И бесы тешились проклятою игрой:

До свода адского касалася вершиной
Гора стеклянная, [как Арарат] остра —
И разлегалася над темною равниной.

И бесы, раскалив как жар чугун ядра,
[Пустили вниз его смердящими] когтями;
Ядро запрыгало — и гладкая гора,

Звеня, растрескалась колючими звездами.
Тогда других чертей нетерпеливый рой
За жертвой кинулся с ужасными словами.

Схватили под руки жену с ее сестрой,
И заголили их, и вниз пихнули с криком —
И обе сидючи пустились вниз стрелой...

Порыв отчаянья я внял в их вопле диком;
Стекло их резало, впивалось в тело им —
А бесы прыгали в веселии великом.

Я издали глядел — смущением томим.


В связи с Данте Пушкин сегодня, пожалуй, больше всего известен по хрестоматийной строчке «Суровый Дант не презирал сонета…» (1830) – но к ней мы вернемся в конце нашего разговора. Сейчас для нас важнее «И дале мы пошли…». Стихотворение было напечатано в IX т. собрания сочинений поэта в 1841 г. под среди «Подражаний Данту» (редакторское название). Это было второе из таких «Подражаний…». Первое – «В начале жизни школу помню я…» – датируется предположительно октябрем 1830 года, т.е. написано (тоже терцинами) во время первой болдинской осени. Второе появилось (опять-таки предположительно) во второй половине 1831 или в начале 1832 г.: из Болдина в него явно пришел карантинный страж с вонючей жаровней.
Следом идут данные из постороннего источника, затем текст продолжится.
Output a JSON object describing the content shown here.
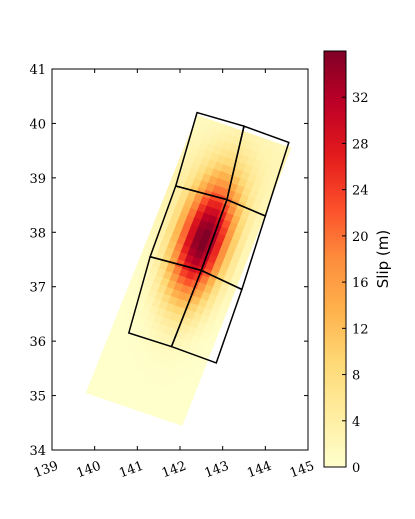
{
  "chart_data": {
    "type": "heatmap",
    "title": "",
    "xlabel": "",
    "ylabel": "",
    "xlim": [
      139,
      145
    ],
    "ylim": [
      34,
      41
    ],
    "xticks": [
      139,
      140,
      141,
      142,
      143,
      144,
      145
    ],
    "yticks": [
      34,
      35,
      36,
      37,
      38,
      39,
      40,
      41
    ],
    "grid": false,
    "slip_distribution": {
      "description": "fault slip patches shaded by slip magnitude",
      "strip_corners_lonlat": [
        [
          139.8,
          35.05
        ],
        [
          142.05,
          34.45
        ],
        [
          144.6,
          39.55
        ],
        [
          142.4,
          40.15
        ]
      ],
      "peak_center_lonlat": [
        142.55,
        37.85
      ],
      "peak_slip_m": 36
    },
    "fault_segments": [
      [
        [
          142.4,
          40.2
        ],
        [
          143.5,
          39.95
        ],
        [
          143.1,
          38.6
        ],
        [
          141.9,
          38.85
        ]
      ],
      [
        [
          143.5,
          39.95
        ],
        [
          144.55,
          39.65
        ],
        [
          144.0,
          38.3
        ],
        [
          143.1,
          38.6
        ]
      ],
      [
        [
          141.9,
          38.85
        ],
        [
          143.1,
          38.6
        ],
        [
          142.5,
          37.3
        ],
        [
          141.3,
          37.55
        ]
      ],
      [
        [
          143.1,
          38.6
        ],
        [
          144.0,
          38.3
        ],
        [
          143.45,
          36.95
        ],
        [
          142.5,
          37.3
        ]
      ],
      [
        [
          141.3,
          37.55
        ],
        [
          142.5,
          37.3
        ],
        [
          141.8,
          35.9
        ],
        [
          140.8,
          36.15
        ]
      ],
      [
        [
          142.5,
          37.3
        ],
        [
          143.45,
          36.95
        ],
        [
          142.85,
          35.6
        ],
        [
          141.8,
          35.9
        ]
      ]
    ],
    "colorbar": {
      "label": "Slip (m)",
      "range": [
        0,
        36
      ],
      "ticks": [
        0,
        4,
        8,
        12,
        16,
        20,
        24,
        28,
        32
      ],
      "colormap": [
        "#ffffcc",
        "#ffeda0",
        "#fed976",
        "#feb24c",
        "#fd8d3c",
        "#fc4e2a",
        "#e31a1c",
        "#bd0026",
        "#800026"
      ]
    }
  }
}
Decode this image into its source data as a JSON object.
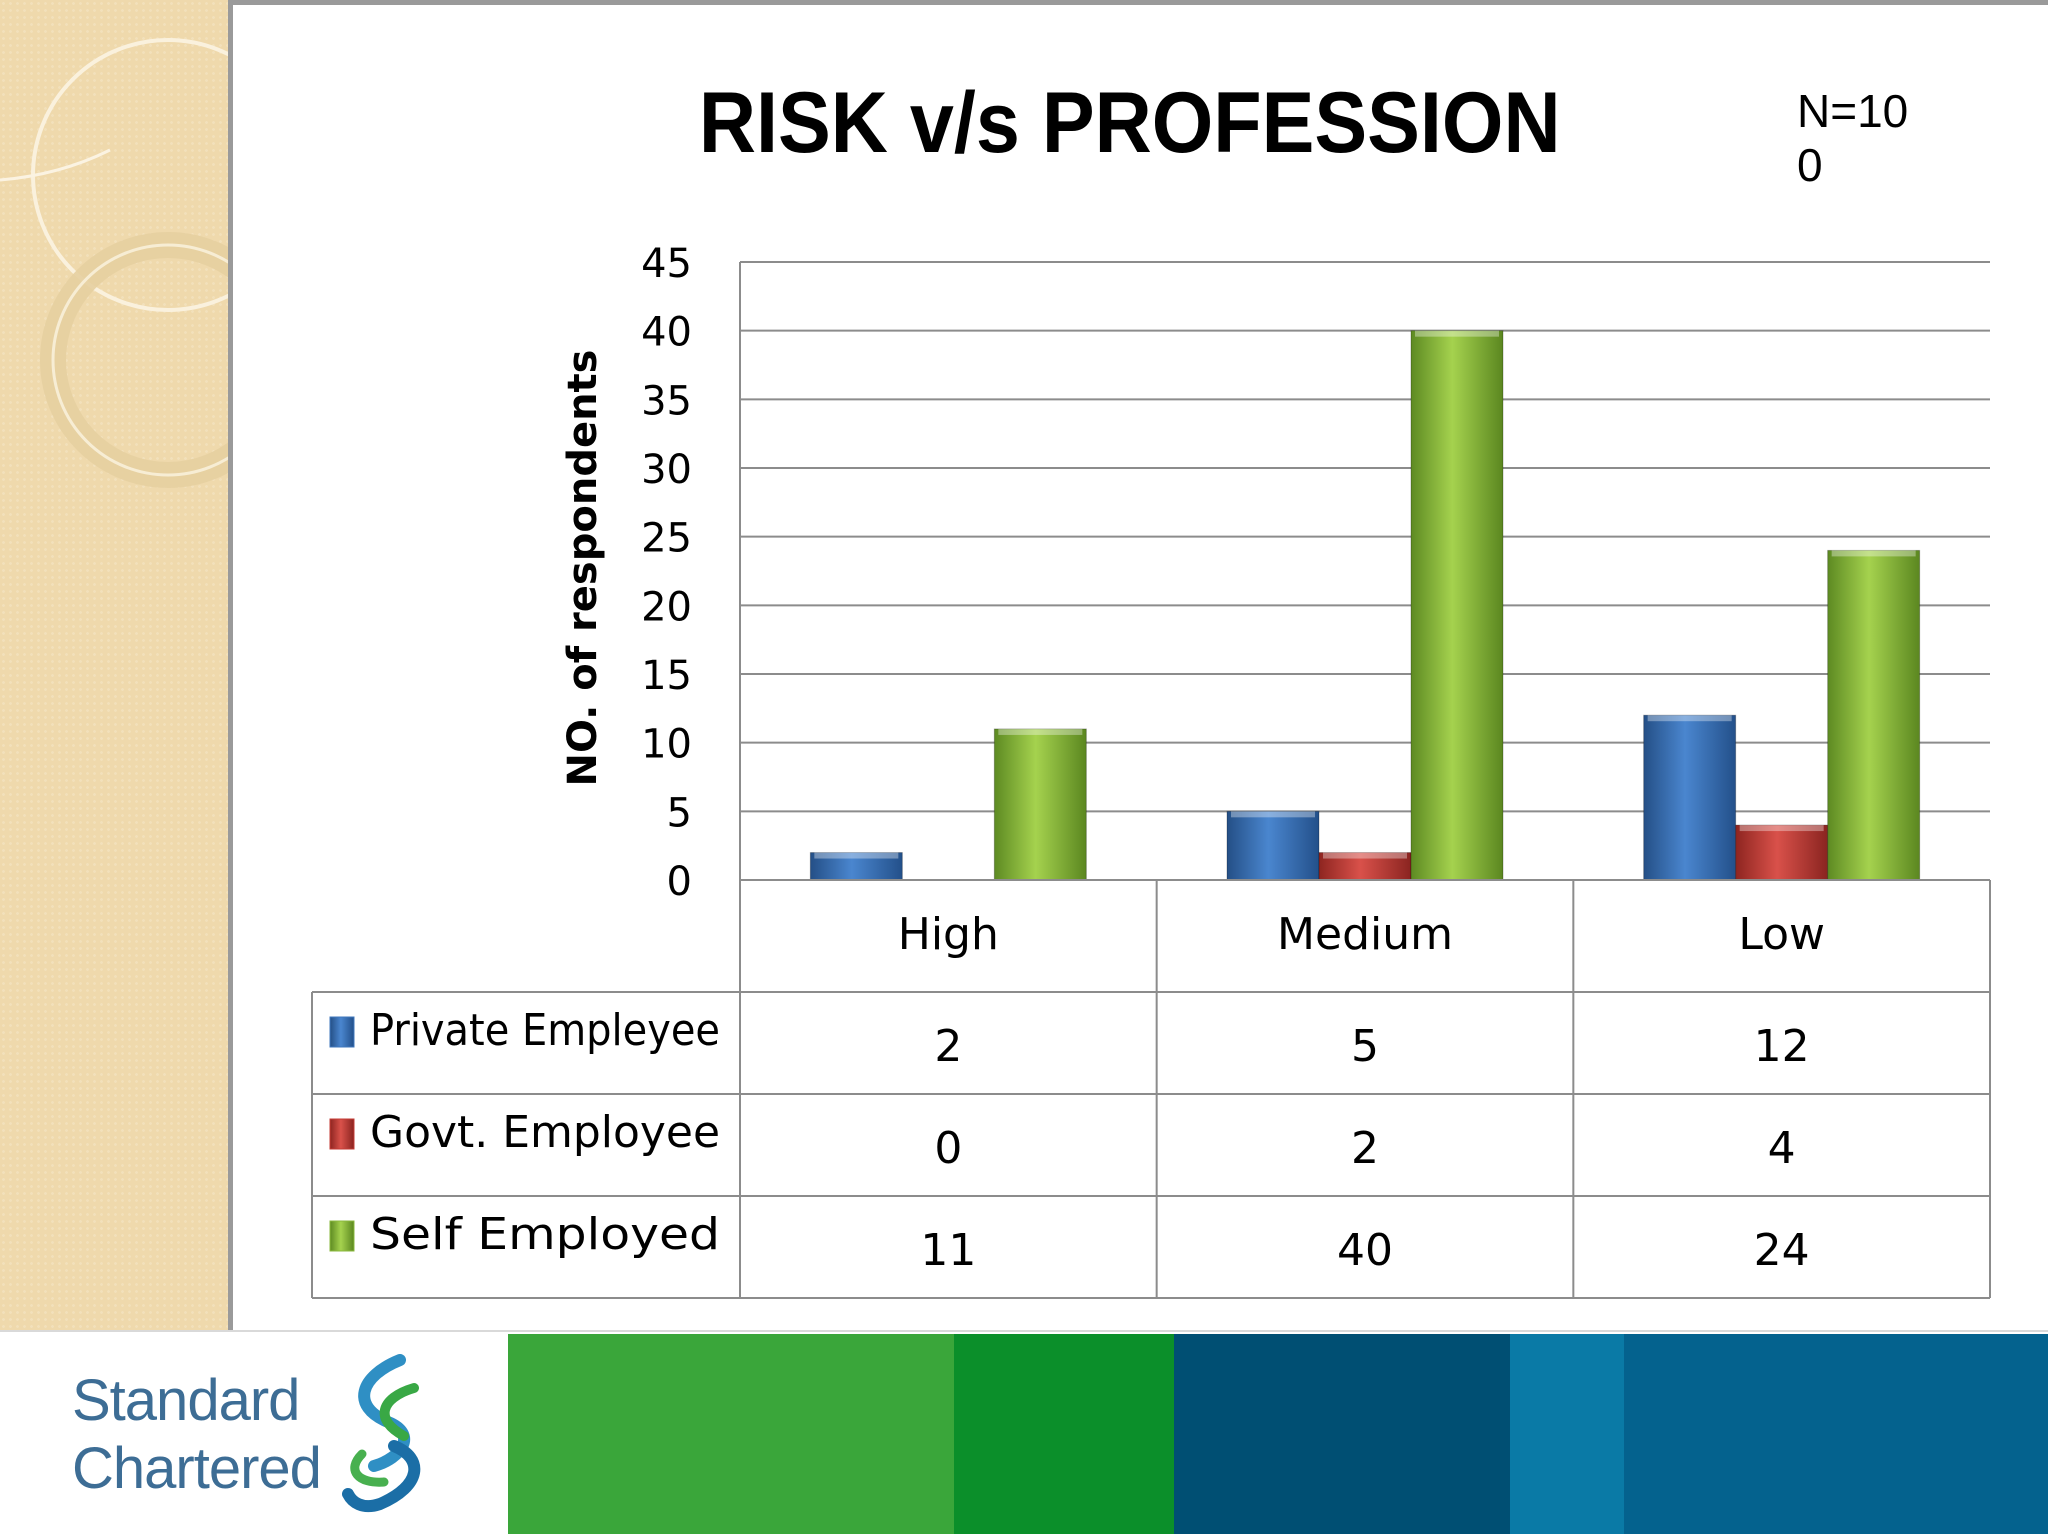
{
  "chart_data": {
    "type": "bar",
    "title": "RISK v/s PROFESSION",
    "annotation": "N=100",
    "ylabel": "NO. of respondents",
    "xlabel": "",
    "ylim": [
      0,
      45
    ],
    "yticks": [
      0,
      5,
      10,
      15,
      20,
      25,
      30,
      35,
      40,
      45
    ],
    "grid": true,
    "legend": "data-table",
    "categories": [
      "High",
      "Medium",
      "Low"
    ],
    "series": [
      {
        "name": "Private Empleyee",
        "values": [
          2,
          5,
          12
        ],
        "color": "#3f77bc"
      },
      {
        "name": "Govt. Employee",
        "values": [
          0,
          2,
          4
        ],
        "color": "#c43b35"
      },
      {
        "name": "Self Employed",
        "values": [
          11,
          40,
          24
        ],
        "color": "#8ab83c"
      }
    ]
  },
  "footer": {
    "logo_line1": "Standard",
    "logo_line2": "Chartered",
    "logo_icon": "standard-chartered-swirl-icon",
    "band_colors": [
      "#3aa63a",
      "#0b8f2a",
      "#004f73",
      "#0a7aa6",
      "#04628e"
    ]
  }
}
По замечанию Вадима Вацуро, для Пушкин Алигьери был гений «суровый» и даже «дикий». Тут, возможно, давала о себе знать и юношеская любовь «нашего всего» к Вольтеру, который считал великого флорентинца и вовсе сумасшедшим, а «Божественную комедию» – чудищем. Заметно и влияние Батюшкова, который первым применил к Данте эпитет «суровый» в «Речи о влиянии легкой поэзии на язык». Тем не менее стихотворение считалось шутливым: все без исключения исследователи отмечают его пародийное звучание. Но вот о том, что именно служит здесь предметом пародии, мнения расходятся.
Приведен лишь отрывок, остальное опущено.